Last year, MyBankTracker made predictions on major trends that would take the spotlight within consumer banking. As we wind down 2013, we evaluate our success — or failure — in forecasting the the banking trends that emerged in the past year.

Mobile wallets and mobile payment push harder for adoption

In 2012, mobile wallets and mobile payments struggled to captivate consumers, who were either unable or reluctant to shift their payment behavior to their trusted smartphones. We expected the companies at the forefront of mobile payments to make a stronger push for consumer adoption, and they did.

Google Wallet took several steps toward growth, but they weren’t necessarily attempts to boost its mobile wallet. Google Wallet now allows consumers to send personal payments via email. Google also introduced the accompanying Google Wallet card, which is a move that deviates from the idea of a digital wallet. Additionally, Google Wallet now has a native application on iPhones, which still cannot make mobile payments like Google Wallet can on select Android devices. All these advances may not scream “mobile,” but it does raise awareness and increase the presence of Google Wallet, which could lead to adoption on mobile.

One piece of big news is the nationwide launch of the Isis Mobile Wallet — possibly Google Wallet’s biggest competitor. Compared to Google Wallet, Isis entered its public launch with many more mobile-payments-ready devices and financial partners. However, it’s still too soon to tell how successful Isis will be.

Innovative mobile banking focuses on security

Mobile banking has been too convenient for banks to ignore. Besides the basic mobile banking feature, mobile check deposit was a big favorite among consumers. Now that most of the biggest U.S. banks already offer that much-wanted feature, we believed that more advanced features would arrive, especially when it comes to security.

Mitek Systems, the company behind mobile deposit for most banks, is making headway with its mobile photo bill pay feature, which is being adopted by more banks. Mitek has even partnered with U.S. Bank for mobile photo balance transfer, which allows customers to transfer their credit card balance to a new U.S. Bank credit card.

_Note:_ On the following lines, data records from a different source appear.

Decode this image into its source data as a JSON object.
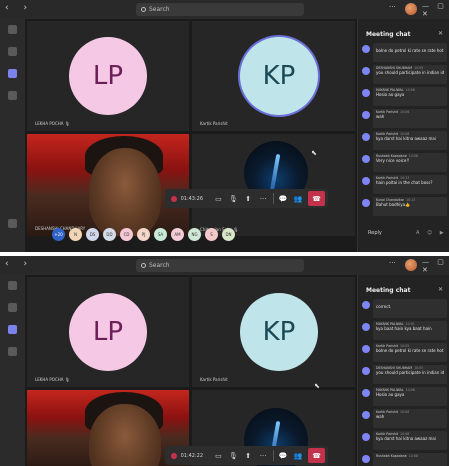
{
  "topbar": {
    "nav": "‹ ›",
    "search_placeholder": "Search",
    "more": "···",
    "window_controls": "— ▢ ✕"
  },
  "rail": {
    "labels": [
      "Activity",
      "Chat",
      "Teams",
      "Calendar",
      "Calls",
      "Files"
    ]
  },
  "meeting": {
    "participants": [
      {
        "initials": "LP",
        "name": "LEKHA POCHA 🎙"
      },
      {
        "initials": "KP",
        "name": "Kartik Parishit"
      },
      {
        "name": "DESHANSHI CHANDHARY"
      },
      {
        "name": "Chitranjan Sahu 🎙"
      }
    ],
    "controls": {
      "time_top": "01:43:26",
      "time_bottom": "01:42:22",
      "camera": "▭",
      "mic": "🎙",
      "share": "⬆",
      "more": "···",
      "chat": "💬",
      "people": "👥",
      "leave": "☎"
    },
    "roster": [
      {
        "initials": "+20",
        "color": "#2f63c6"
      },
      {
        "initials": "N",
        "color": "#f0d6b6"
      },
      {
        "initials": "DS",
        "color": "#cfd8ea"
      },
      {
        "initials": "DD",
        "color": "#d5dce8"
      },
      {
        "initials": "CD",
        "color": "#f6c8d6"
      },
      {
        "initials": "PJ",
        "color": "#f4d6c8"
      },
      {
        "initials": "SA",
        "color": "#c9ead8"
      },
      {
        "initials": "AM",
        "color": "#f3ccd6"
      },
      {
        "initials": "NG",
        "color": "#cfe8d6"
      },
      {
        "initials": "S",
        "color": "#f5c9c9"
      },
      {
        "initials": "DN",
        "color": "#d9e7c9"
      }
    ]
  },
  "chat": {
    "title": "Meeting chat",
    "close": "✕",
    "reply": "Reply",
    "tools": "A ☺ ▶",
    "messages_top": [
      {
        "who": "",
        "time": "",
        "text": "bolne do petrol ki rate se rate hot rate to lehai"
      },
      {
        "who": "DESHANSHI SHUBHAM",
        "time": "10:05",
        "text": "you should participate in indian idol"
      },
      {
        "who": "MAYANK PALIWAL",
        "time": "10:06",
        "text": "Hosio ao gaya"
      },
      {
        "who": "Kartik Parishit",
        "time": "10:06",
        "text": "wah"
      },
      {
        "who": "Kartik Parishit",
        "time": "10:08",
        "text": "kya darst hai kitna awaaz mai"
      },
      {
        "who": "Rushabh Kapadane",
        "time": "10:08",
        "text": "Very nice voice!!"
      },
      {
        "who": "Kartik Parishit",
        "time": "10:13",
        "text": "hain poltai in the chat boss?"
      },
      {
        "who": "Kunal Chandolkar",
        "time": "10:13",
        "text": "Bahut badhiya👍"
      }
    ],
    "messages_bottom": [
      {
        "who": "",
        "time": "",
        "text": "correct."
      },
      {
        "who": "MAYANK PALIWAL",
        "time": "10:01",
        "text": "kya baat hain kya baat hain"
      },
      {
        "who": "Kartik Parishit",
        "time": "10:05",
        "text": "bolne do petrol ki rate se rate hot rate to lehai"
      },
      {
        "who": "DESHANSHI SHUBHAM",
        "time": "10:05",
        "text": "you should participate in indian idol"
      },
      {
        "who": "MAYANK PALIWAL",
        "time": "10:06",
        "text": "Hosio ao gaya"
      },
      {
        "who": "Kartik Parishit",
        "time": "10:06",
        "text": "wah"
      },
      {
        "who": "Kartik Parishit",
        "time": "10:08",
        "text": "kya darst hai kitna awaaz mai"
      },
      {
        "who": "Rushabh Kapadane",
        "time": "10:08",
        "text": ""
      }
    ]
  }
}
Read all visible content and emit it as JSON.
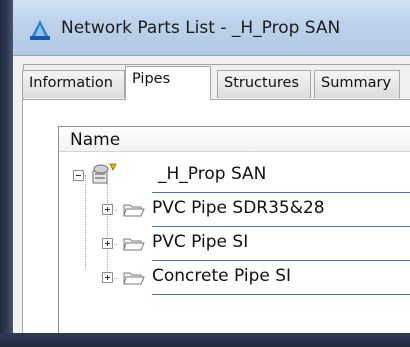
{
  "window": {
    "title": "Network Parts List - _H_Prop SAN"
  },
  "tabs": [
    {
      "label": "Information",
      "active": false
    },
    {
      "label": "Pipes",
      "active": true
    },
    {
      "label": "Structures",
      "active": false
    },
    {
      "label": "Summary",
      "active": false
    }
  ],
  "list": {
    "column_header": "Name",
    "root": {
      "label": "_H_Prop SAN",
      "expanded": true,
      "icon": "pipe-network-icon"
    },
    "children": [
      {
        "label": "PVC Pipe SDR35&28",
        "icon": "folder-icon",
        "expanded": false
      },
      {
        "label": "PVC Pipe SI",
        "icon": "folder-icon",
        "expanded": false
      },
      {
        "label": "Concrete Pipe SI",
        "icon": "folder-icon",
        "expanded": false
      }
    ]
  },
  "colors": {
    "selection_line": "#4f6ed4",
    "frame_dark": "#2f3b55",
    "titlebar": "#bcd2ea"
  }
}
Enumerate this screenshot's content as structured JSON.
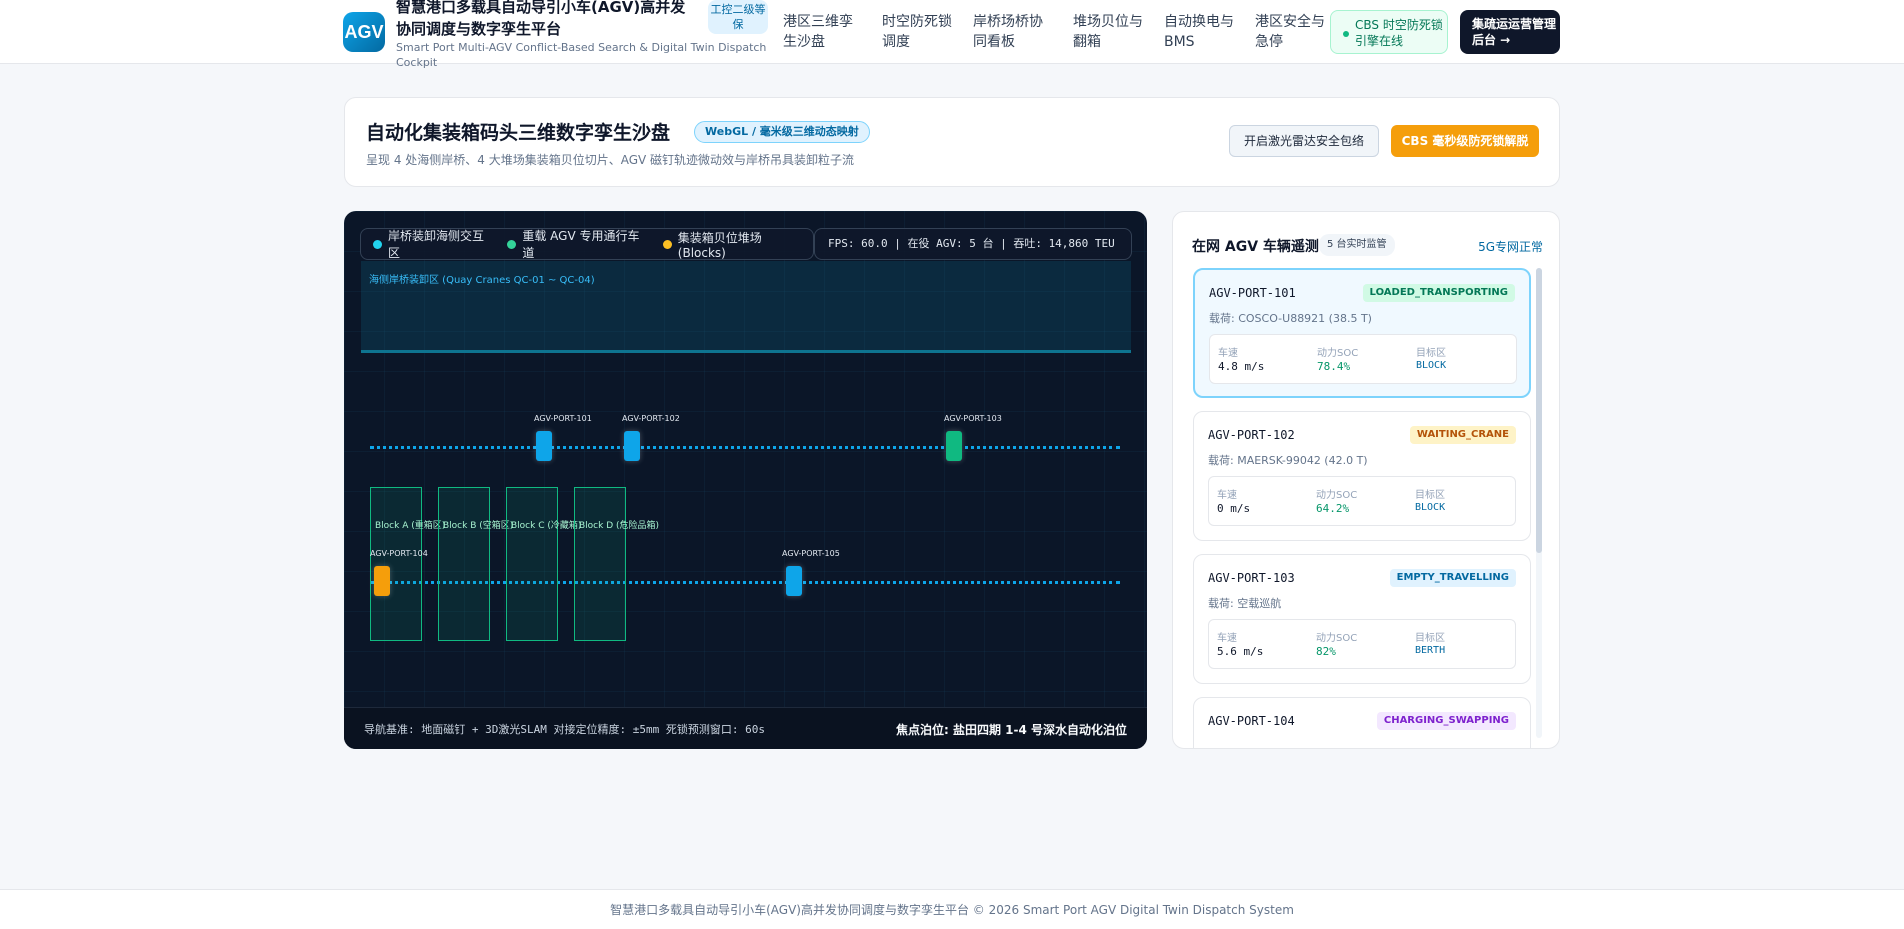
{
  "header": {
    "logo_text": "AGV",
    "title": "智慧港口多载具自动导引小车(AGV)高并发协同调度与数字孪生平台",
    "subtitle": "Smart Port Multi-AGV Conflict-Based Search & Digital Twin Dispatch Cockpit",
    "level_badge": "工控二级等保",
    "nav": [
      {
        "label": "港区三维孪生沙盘"
      },
      {
        "label": "时空防死锁调度"
      },
      {
        "label": "岸桥场桥协同看板"
      },
      {
        "label": "堆场贝位与翻箱"
      },
      {
        "label": "自动换电与BMS"
      },
      {
        "label": "港区安全与急停"
      }
    ],
    "cbs_status": "CBS 时空防死锁引擎在线",
    "admin_button": "集疏运运营管理后台 →"
  },
  "hero": {
    "title": "自动化集装箱码头三维数字孪生沙盘",
    "tag": "WebGL / 毫米级三维动态映射",
    "desc": "呈现 4 处海侧岸桥、4 大堆场集装箱贝位切片、AGV 磁钉轨迹微动效与岸桥吊具装卸粒子流",
    "radar_button": "开启激光雷达安全包络",
    "cbs_button": "CBS 毫秒级防死锁解脱"
  },
  "sandbox": {
    "legend": [
      {
        "label": "岸桥装卸海侧交互区",
        "color": "#22d3ee"
      },
      {
        "label": "重载 AGV 专用通行车道",
        "color": "#34d399"
      },
      {
        "label": "集装箱贝位堆场 (Blocks)",
        "color": "#fbbf24"
      }
    ],
    "stats": "FPS: 60.0 | 在役 AGV: 5 台 | 吞吐: 14,860 TEU",
    "quay_label": "海侧岸桥装卸区 (Quay Cranes QC-01 ~ QC-04)",
    "blocks": [
      {
        "label": "Block A (重箱区)"
      },
      {
        "label": "Block B (空箱区)"
      },
      {
        "label": "Block C (冷藏箱)"
      },
      {
        "label": "Block D (危险品箱)"
      }
    ],
    "agvs": [
      {
        "id": "AGV-PORT-101",
        "label": "AGV-PORT-101",
        "color": "#0ea5e9"
      },
      {
        "id": "AGV-PORT-102",
        "label": "AGV-PORT-102",
        "color": "#0ea5e9"
      },
      {
        "id": "AGV-PORT-103",
        "label": "AGV-PORT-103",
        "color": "#10b981"
      },
      {
        "id": "AGV-PORT-104",
        "label": "AGV-PORT-104",
        "color": "#f59e0b"
      },
      {
        "id": "AGV-PORT-105",
        "label": "AGV-PORT-105",
        "color": "#0ea5e9"
      }
    ],
    "footer_left": "导航基准: 地面磁钉 + 3D激光SLAM   对接定位精度: ±5mm   死锁预测窗口: 60s",
    "footer_right": "焦点泊位: 盐田四期 1-4 号深水自动化泊位"
  },
  "telemetry": {
    "title": "在网 AGV 车辆遥测",
    "count_badge": "5 台实时监管",
    "net_status": "5G专网正常",
    "metric_labels": {
      "speed": "车速",
      "soc": "动力SOC",
      "target": "目标区"
    },
    "vehicles": [
      {
        "id": "AGV-PORT-101",
        "status": "LOADED_TRANSPORTING",
        "status_color": "#047857",
        "status_bg": "#d1fae5",
        "cargo": "载荷: COSCO-U88921 (38.5 T)",
        "speed": "4.8 m/s",
        "soc": "78.4%",
        "target": "BLOCK"
      },
      {
        "id": "AGV-PORT-102",
        "status": "WAITING_CRANE",
        "status_color": "#b45309",
        "status_bg": "#fef3c7",
        "cargo": "载荷: MAERSK-99042 (42.0 T)",
        "speed": "0 m/s",
        "soc": "64.2%",
        "target": "BLOCK"
      },
      {
        "id": "AGV-PORT-103",
        "status": "EMPTY_TRAVELLING",
        "status_color": "#0369a1",
        "status_bg": "#e0f2fe",
        "cargo": "载荷: 空载巡航",
        "speed": "5.6 m/s",
        "soc": "82%",
        "target": "BERTH"
      },
      {
        "id": "AGV-PORT-104",
        "status": "CHARGING_SWAPPING",
        "status_color": "#7e22ce",
        "status_bg": "#f3e8ff",
        "cargo": "",
        "speed": "",
        "soc": "",
        "target": ""
      }
    ]
  },
  "footer": {
    "text": "智慧港口多载具自动导引小车(AGV)高并发协同调度与数字孪生平台 © 2026 Smart Port AGV Digital Twin Dispatch System"
  }
}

One big trend for mobile banking is rewards redemption. Credit card companies, including Chase and American Express, have updated their mobile apps with ways for customers to use their reward points directly through their smartphones — instead of having to log into the online accounts at home.

As for security and use of mobile phones as validation devices, our predictions didn’t come to fruition. We were hoping for more banks to turn smartphones into access portals that would replace the need to carry ATM cards.

Online banks launch to beat low savings rates

Since the financial crisis, savings rates have been declining consistently, including in the past year. According to banks tracked by MyBankTracker, the national savings rate average fell from 0.33% APY to 0.28% APY.

Despite the low-rate environment, online banks tend to offer highly competitive savings rates. But, it’s usually the newer online banks that tout the top nationwide savings rates.

We anticipated more online banks to launch with such exceptionally high rates, and that is exactly what happened.

GE Capital Bank launched in June with a savings account (0.90% APY) that eventually went on to win the best standalone savings account award from Money Magazine. MySavingsDirect, an online division of Emigrant Bank, launched in November with a savings rate of 1.00% APY.

Special bank accounts used to attract depositors

The introduction of à-la-carte checking accounts in 2012 suggested that more banks would offer similar checking accounts that allowed people to customize their checking account features, and paying only for the services and features that they wanted. Union Bank and Frost Bank offered such checking products in 2012, but the concept of “building your checking account” hasn’t really caught on.

Two examples that have come close include M&T Bank and GoBank. M&T Bank started an add-on program that allowed customers to pay for certain perks on their checking accounts — the cost becomes more worthwhile the more often customers take advantage of the perks.

GoBank is a new checking account that doesn’t actually offer too much customization, but it gives customers the option to determine how much they want to pay for their accounts. GoBank account holders can choose to pay between $0 to $9 per month (other service fees may apply).

Regulatory pressure falls on prepaid cards

The rapidly-rising popularity of prepaid cards drew the attention of the Consumer Financial Protection Bureau in 2012. Many prepaid cards come with an exorbitant amount of fees that make them extremely expensive for consumers to maintain. With more and more prepaid cards launching in the market, we predicted that the CFPB would move fast to enforce rules on these non-traditional financial products.

Although the agency announced that it intends to develop consumer protection for prepaid cards, no form of regulation has been proposed in 2013. The CFPB is still in the process of reviewing prepaid-card industry practices before proposing its first set of federal regulations.